Anlässlich des 80. Geburtstags des früheren Kreisvorsitzenden der SPD, Leo Notz, fand 1988 ein Empfang im Alten Rathaussaal in Lauf statt, an dem u. a. auch Bürgermeister Albrecht Frister sowie die Gemeinderäte Dr. Manfred Fleischmann und Manfred Schwendtner teilnahmen. Im Verlauf dieses Abends wandte sich Alfonso Cuesta an die drei Teilnehmer aus Schwarzenbruck. Der gebürtige Urretxuer, der bereits mehrere Jahre in Winkelhaid lebte, lud sie in sehr engagierter Weise ein, seine Heimatstadt zu besuchen.
Eher unverbindlich sagten die Schwarzenbrucker zu, dass sie sich das überlegen wollten. Dabei war ihnen nicht bewusst, dass Alfonso Cuesta bereits einen festen Besuchstermin mit Vertretern aus Urretxu vereinbart hatte. Als er einige Monate später an die organisierte Reise erinnerte, fielen sie aus allen Wolken.
Keiner hatte diesen angeblich fest vereinbarten Termin gespeichert und konnte ihn wegen anderer Verpflichtungen auch nicht so kurzfristig wahrnehmen. Cuesta hatte in Urretxu offensichtlich bereits erheblichen Wirbel um diesen bevorstehenden Besuch „hochrangiger Politiker aus Deutschland“ (so die örtliche Presse) gemacht, allerlei Aktivitäten und Besuche organisiert und bat eindringlich, mit ihm so bald wie möglich in seine Heimatstadt zu fahren.

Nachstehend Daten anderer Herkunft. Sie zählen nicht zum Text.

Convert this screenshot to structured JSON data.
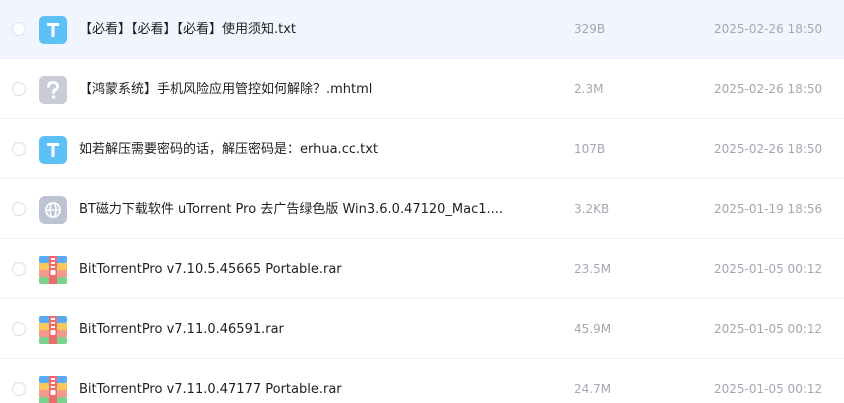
{
  "files": [
    {
      "name": "【必看】【必看】【必看】使用须知.txt",
      "size": "329B",
      "date": "2025-02-26 18:50",
      "icon": "txt-file-icon",
      "selected": true
    },
    {
      "name": "【鸿蒙系统】手机风险应用管控如何解除？.mhtml",
      "size": "2.3M",
      "date": "2025-02-26 18:50",
      "icon": "unknown-file-icon",
      "selected": false
    },
    {
      "name": "如若解压需要密码的话，解压密码是：erhua.cc.txt",
      "size": "107B",
      "date": "2025-02-26 18:50",
      "icon": "txt-file-icon",
      "selected": false
    },
    {
      "name": "BT磁力下载软件 uTorrent Pro 去广告绿色版 Win3.6.0.47120_Mac1....",
      "size": "3.2KB",
      "date": "2025-01-19 18:56",
      "icon": "link-file-icon",
      "selected": false
    },
    {
      "name": "BitTorrentPro v7.10.5.45665 Portable.rar",
      "size": "23.5M",
      "date": "2025-01-05 00:12",
      "icon": "archive-file-icon",
      "selected": false
    },
    {
      "name": "BitTorrentPro v7.11.0.46591.rar",
      "size": "45.9M",
      "date": "2025-01-05 00:12",
      "icon": "archive-file-icon",
      "selected": false
    },
    {
      "name": "BitTorrentPro v7.11.0.47177 Portable.rar",
      "size": "24.7M",
      "date": "2025-01-05 00:12",
      "icon": "archive-file-icon",
      "selected": false
    }
  ],
  "colors": {
    "selected_row": "#f1f5fe",
    "txt_icon": "#5cc1f6",
    "unknown_icon": "#c9ccd6",
    "link_icon": "#bcc3d3",
    "meta_text": "#a3a8b3"
  }
}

Die Schwarzenbrucker entschlossen sich schließlich, seinem dringenden Wunsch nachzukommen, und traten am 14. April 1989 zusammen mit Alfonso Cuesta die Reise im Pkw nach Urretxu an. Dort erwartete sie ein dicht gepacktes Programm, u. a. auch das wiederkehrende zweitägige große Fest mit vielen landesspezifischen Attraktionen wie z. B. tonnenschweres Steineschleppen, dem Zerhacken großer Holzstämme oder einer „Tour de Bask“ mit dem fünfmaligen Tour-de-France-Sieger Miguel Indurain.

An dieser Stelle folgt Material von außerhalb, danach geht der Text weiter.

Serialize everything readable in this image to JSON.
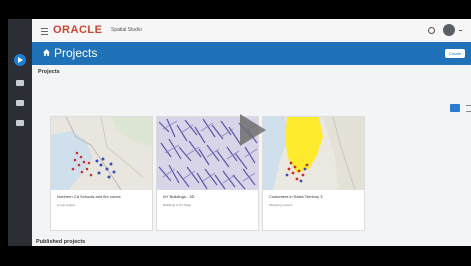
{
  "header": {
    "brand": "ORACLE",
    "product": "Spatial Studio"
  },
  "page": {
    "title": "Projects",
    "create_label": "Create"
  },
  "sections": {
    "projects_title": "Projects",
    "published_title": "Published projects"
  },
  "projects": [
    {
      "title": "Northern CA Schools and fire zones",
      "desc": "A new project"
    },
    {
      "title": "NY Buildings - 3D",
      "desc": "Buildings in NY State"
    },
    {
      "title": "Customers in Sales Territory 3",
      "desc": "Shopping centers"
    }
  ],
  "icons": {
    "menu": "hamburger-icon",
    "settings": "gear-icon",
    "home": "home-icon",
    "grid": "grid-view-icon",
    "list": "list-view-icon",
    "play": "play-icon"
  },
  "colors": {
    "brand_red": "#c74634",
    "title_bar": "#1f72b8",
    "rail": "#2b2f35"
  }
}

Der wesentliche – von Alfonso Cuesta sicher so geplante – Zweck dieser Reise war jedoch nicht der Besuch dieses sehr interessanten Festes oder die Einladungen zu den dort traditionell bestehenden Kochclubs, sondern Gespräche mit örtlichen Kommunalpolitikern sowie Vertretern der Bezirksregierung in San Sebastián.
In den Gesprächen mit dem damaligen Bürgermeister Ramon Arbizu und dem Gemeinderat von Urretxu (auch der spätere Bürgermeister Peijo nahm daran teil) wurde relativ schnell das eigentliche Ziel dieses Besuchs seitens Urretxu deutlich: die Vorbereitung einer Partnerschaft zwischen der baskischen Stadt Urretxu und einer deutschen Stadt beziehungsweise Gemeinde.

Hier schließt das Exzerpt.